There are two main types of ML techniques:
- Supervised Machine Learning: The system learns from predefined training data to predict future outcomes.
- Unsupervised Learning: The system identifies hidden patterns in data without prior labels—for example, finding close friend groups on Facebook.
Supervised Learning
Consider the following dataset showing house prices in Bengaluru, India:
Living area (sq ft) | Price (USD) |
---|---|
820 | 30105 |
1050 | 58448 |
1550 | 85911 |
1200 | 87967 |
1600 | 73722 |
1117 | 54630 |
550 | 42441 |
1162 | 79596 |
To predict housing prices based on living area, we define a hypothesis function: hθ(x) = θ₀ + θ₁x. Here, θ₀ and θ₁ are parameters we aim to optimize. Our goal is to minimize the error between predicted and actual prices using a cost function:
J(θ₀, θ₁) = (1/2m) Σ(hθ(x(i)) − y(i))²
This cost function measures the squared error over m training examples. Our objective is to find θ₀ and θ₁ that minimize this cost.
Gradient Descent
Gradient descent is an optimization algorithm used to minimize functions like our cost function. Starting with initial guesses for θ₀ and θ₁, we iteratively update them using:
θj := θj − α ∂/∂θj J(θ₀, θ₁)
Here, α is the learning rate. The updates continue until convergence—when changes become negligible.

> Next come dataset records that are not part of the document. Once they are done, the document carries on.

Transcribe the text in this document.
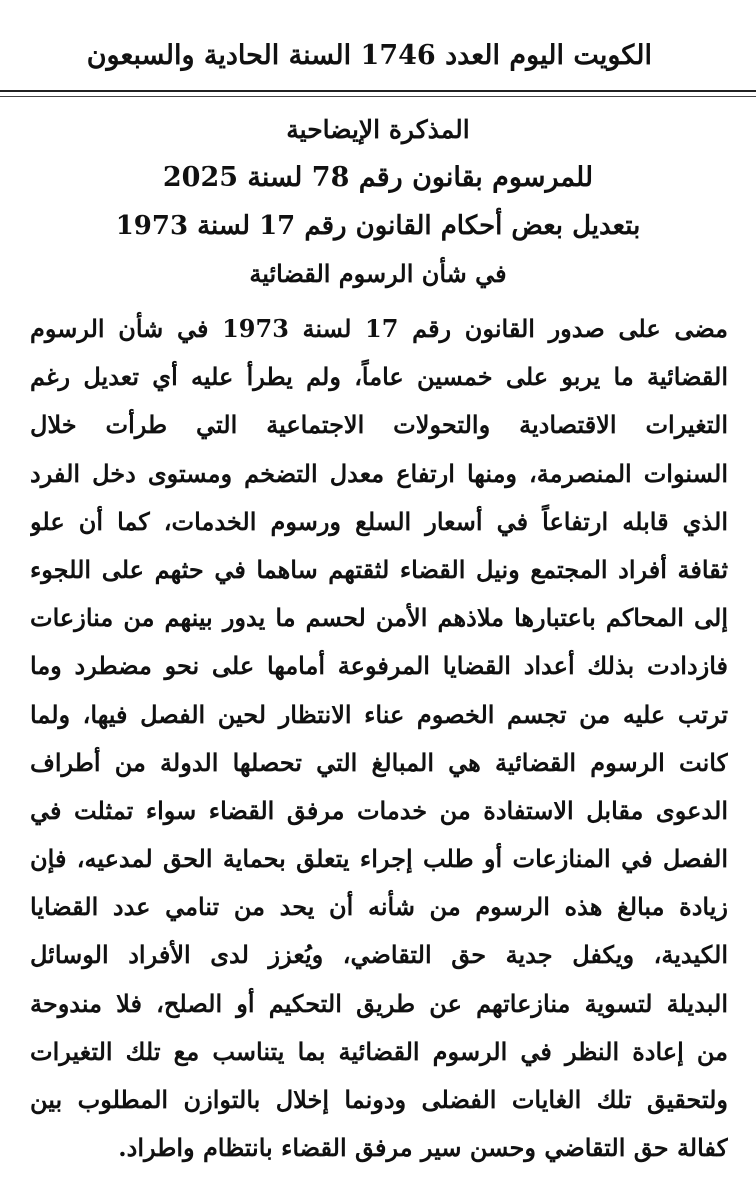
الكويت اليوم العدد 1746 السنة الحادية والسبعون
المذكرة الإيضاحية
للمرسوم بقانون رقم 78 لسنة 2025
بتعديل بعض أحكام القانون رقم 17 لسنة 1973
في شأن الرسوم القضائية
مضى على صدور القانون رقم 17 لسنة 1973 في شأن الرسوم
القضائية ما يربو على خمسين عاماً، ولم يطرأ عليه أي تعديل رغم
التغيرات الاقتصادية والتحولات الاجتماعية التي طرأت خلال
السنوات المنصرمة، ومنها ارتفاع معدل التضخم ومستوى دخل الفرد
الذي قابله ارتفاعاً في أسعار السلع ورسوم الخدمات، كما أن علو
ثقافة أفراد المجتمع ونيل القضاء لثقتهم ساهما في حثهم على اللجوء
إلى المحاكم باعتبارها ملاذهم الأمن لحسم ما يدور بينهم من منازعات
فازدادت بذلك أعداد القضايا المرفوعة أمامها على نحو مضطرد وما
ترتب عليه من تجسم الخصوم عناء الانتظار لحين الفصل فيها، ولما
كانت الرسوم القضائية هي المبالغ التي تحصلها الدولة من أطراف
الدعوى مقابل الاستفادة من خدمات مرفق القضاء سواء تمثلت في
الفصل في المنازعات أو طلب إجراء يتعلق بحماية الحق لمدعيه، فإن
زيادة مبالغ هذه الرسوم من شأنه أن يحد من تنامي عدد القضايا
الكيدية، ويكفل جدية حق التقاضي، ويُعزز لدى الأفراد الوسائل
البديلة لتسوية منازعاتهم عن طريق التحكيم أو الصلح، فلا مندوحة
من إعادة النظر في الرسوم القضائية بما يتناسب مع تلك التغيرات
ولتحقيق تلك الغايات الفضلى ودونما إخلال بالتوازن المطلوب بين
كفالة حق التقاضي وحسن سير مرفق القضاء بانتظام واطراد.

Applying Gradient Descent to Linear Regression
The partial derivatives of the cost function with respect to θ₀ and θ₁ are:
- ∂J/∂θ₀ = (1/m) Σ(hθ(x(i)) − y(i))
- ∂J/∂θ₁ = (1/m) Σ(hθ(x(i)) − y(i))x(i)
Using these, we can apply gradient descent and iteratively update θ₀ and θ₁ to minimize the cost function.
Gradient Descent with Python
import numpy as np
import matplotlib.pyplot as plt
x = np.random.uniform(-4, 4, 500)
y = x + np.random.standard_normal(500) + 2.5
plt.plot(x, y, 'o')
plt.show()
def cost(X, Y, theta):
return np.dot((np.dot(X, theta) - Y).T, (np.dot(X, theta) - Y)) / (2 * len(Y))
alpha = 0.1
theta = np.array([[0, 0]]).T
X = np.c_[np.ones(500), x]
Y = np.c_[y]
X_1 = np.c_[x].T
num_iters = 1000
cost_history = []
theta_history = []
for i in range(num_iters):
a = np.sum(theta[0] - alpha * (1 / len(Y)) * np.sum((np.dot(X, theta) - Y)))
b = np.sum(theta[1] - alpha * (1 / len(Y)) * np.sum(np.dot(X_1, (np.dot(X, theta) - Y))))
theta = np.array([[a], [b]])
cost_history.append(cost(X, Y, theta))
theta_history.append(theta)
if i in (1, 3, 7, 10, 14, num_iters):
plt.plot(x, a + x * b)
plt.title('Linear regression by gradient descent')
plt.xlabel('x')
plt.ylabel('y')
plt.show()
elif i in range(20, num_iters, 10):
plt.plot(x, a + x * b)
print(theta)
Gradient Descent with R
x <- runif(500, -4, 4)
y <- x + rnorm(500) + 2.5
cost <- function(X, y, theta) {
sum((X %*% theta - y)^2) / (2 * length(y))
}
alpha <- 0.1
num_iters <- 1000
cost_history <- rep(0, num_iters)
theta_history <- list(num_iters)
theta <- c(0, 0)
X <- cbind(1, x)
for (i in 1:num_iters) {
theta[1] <- theta[1] - alpha * (1 / length(y)) * sum((X %*% theta - y))
theta[2] <- theta[2] - alpha * (1 / length(y)) * sum((X %*% theta - y) * X[,2])
cost_history[i] <- cost(X, y, theta)
theta_history[[i]] <- theta
}
print(theta)
plot(x, y, col=rgb(0.2,0.4,0.6,0.4), main='Linear regression by gradient descent')
for (i in c(1,3,6,10,14,seq(20,num_iters,by=10))) {
abline(coef=theta_history[[i]], col=rgb(0.8,0,0,0.3))
}
abline(coef=theta, col='blue')
Linear regression via gradient descent is simple and intuitive. Although advanced learning algorithms may use more complex models and cost functions, the underlying principles remain the same.